The skies opened up tonight here in Calgary. An ominous wall of bruised black and grey cloud built up in the Northwest and slowly rolled in across the sky like a surging army. The thunder rumbled and lightning flashed from time to time. And of course we were out on a family walk when this all developed.
As we walked the last half kilometer or so back home it dawned on me how perfectly aligned the universe is sometimes. Earlier today I’d pulled out a couple Taliskers for a little tasting session. The 10 year old, just as a point of reference and to maybe update a rather sh*tty earlier review; the 57° North; and, of course, Storm, of which you’re reading now. Serendipitous natural occurrences. Love ’em.
First things first. I like this whisky. Quite a lot actually. It’s not the best of Talisker, but it’s a solid addition to the range, and another worthy variation on a theme. That’s the good news.
The bad news is a little less palatable for me. At the end of the day, it’s simply a matter of principle. Some may not take exception to this particular issue, but it’s sort of a topical subject for me at the moment, and this malt is a perfect tool to use in making a case. Storm is yet another NAS whisky. I doubt there are any of you out there not ‘in the know’ at this point, but if so…don’t sweat it. NAS means ‘no age statement’. In short it means that the distillery is best served by NOT telling us how old the whisky in the jar is. In some cases the dram still comes together cohesively and age is a non-issue (but should still be declared, in my humble opinion). In other cases, there are absolutely easily detectable nuances of overly young whisky in the mix. Storm is a prime example of this less than flawless blending. The whole is better than its individual parts (the individual casks), I assume, but the parts, unfortunately, are all visible. And some seem young indeed.
Let’s not get too down though, or start flogging a dead horse. At the end of the day…it’s still a good malt. I like it. And will happily continue to give my money to Diageo. If the price is right, don’t feel bad about dropping a few bucks (Pounds. Euro. Whatever).

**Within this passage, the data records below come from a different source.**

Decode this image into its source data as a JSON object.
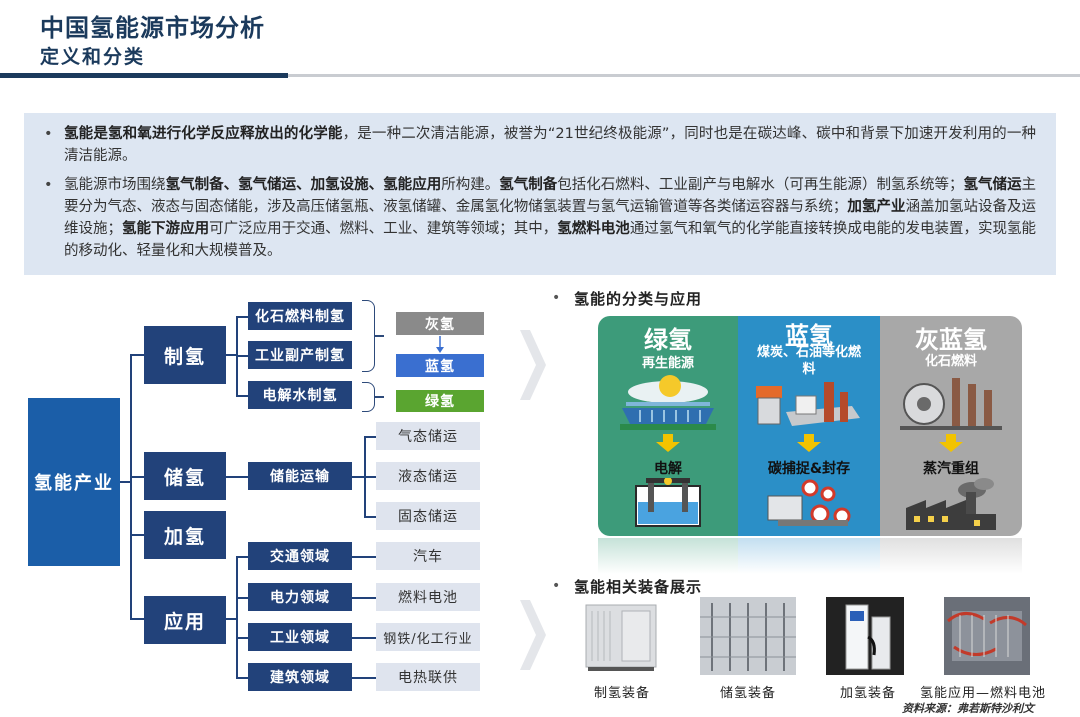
{
  "header": {
    "title": "中国氢能源市场分析",
    "subtitle": "定义和分类"
  },
  "summary": {
    "p1": {
      "s1": "氢能是氢和氧进行化学反应释放出的化学能",
      "s2": "，是一种二次清洁能源，被誉为“21世纪终极能源”，同时也是在碳达峰、碳中和背景下加速开发利用的一种清洁能源。"
    },
    "p2": {
      "s1": "氢能源市场围绕",
      "s2": "氢气制备、氢气储运、加氢设施、氢能应用",
      "s3": "所构建。",
      "s4": "氢气制备",
      "s5": "包括化石燃料、工业副产与电解水（可再生能源）制氢系统等；",
      "s6": "氢气储运",
      "s7": "主要分为气态、液态与固态储能，涉及高压储氢瓶、液氢储罐、金属氢化物储氢装置与氢气运输管道等各类储运容器与系统；",
      "s8": "加氢产业",
      "s9": "涵盖加氢站设备及运维设施；",
      "s10": "氢能下游应用",
      "s11": "可广泛应用于交通、燃料、工业、建筑等领域；其中，",
      "s12": "氢燃料电池",
      "s13": "通过氢气和氧气的化学能直接转换成电能的发电装置，实现氢能的移动化、轻量化和大规模普及。"
    }
  },
  "tree": {
    "root": "氢能产业",
    "l1": [
      "制氢",
      "储氢",
      "加氢",
      "应用"
    ],
    "produce": [
      "化石燃料制氢",
      "工业副产制氢",
      "电解水制氢"
    ],
    "colors": [
      "灰氢",
      "蓝氢",
      "绿氢"
    ],
    "storage": "储能运输",
    "storage_types": [
      "气态储运",
      "液态储运",
      "固态储运"
    ],
    "apps": [
      "交通领域",
      "电力领域",
      "工业领域",
      "建筑领域"
    ],
    "app_uses": [
      "汽车",
      "燃料电池",
      "钢铁/化工行业",
      "电热联供"
    ]
  },
  "section_classify": "氢能的分类与应用",
  "classify": [
    {
      "title": "绿氢",
      "sub": "再生能源",
      "step": "电解",
      "color": "#3d9b7a"
    },
    {
      "title": "蓝氢",
      "sub": "煤炭、石油等化燃料",
      "step": "碳捕捉&封存",
      "color": "#2b8fc7"
    },
    {
      "title": "灰蓝氢",
      "sub": "化石燃料",
      "step": "蒸汽重组",
      "color": "#a8a8a8"
    }
  ],
  "section_equip": "氢能相关装备展示",
  "equipment": [
    "制氢装备",
    "储氢装备",
    "加氢装备",
    "氢能应用—燃料电池"
  ],
  "source": "资料来源：弗若斯特沙利文",
  "bullet": "•",
  "chart_colors": {
    "navy": "#22427a",
    "gray": "#8a8a8a",
    "blue": "#3a6fd0",
    "green": "#5aa530"
  }
}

Nose: A little more on the dry peats and wet rock notes than the standard Talisker. Young barley sugar. Supposedly a mix of old and young, but the youth rules. Somewhat of a creamy, custard note. Vanilla ice cream-ish. With cracked pepper atop, that is. Peat and seaspray. Sour green candies. Occasional waft of smoke.
Palate: Peat and pepper. Lemon juice on oyster shells. Fairly active wood, faint licorice. Cinnamon. Slight fishiness (or smoked seafood of some sort). Chewy fruit sweets.
Thoughts: Smells young. Still works, but could have been much more with a little more oomph and age. Oh well. Any Talisker is a good Talisker.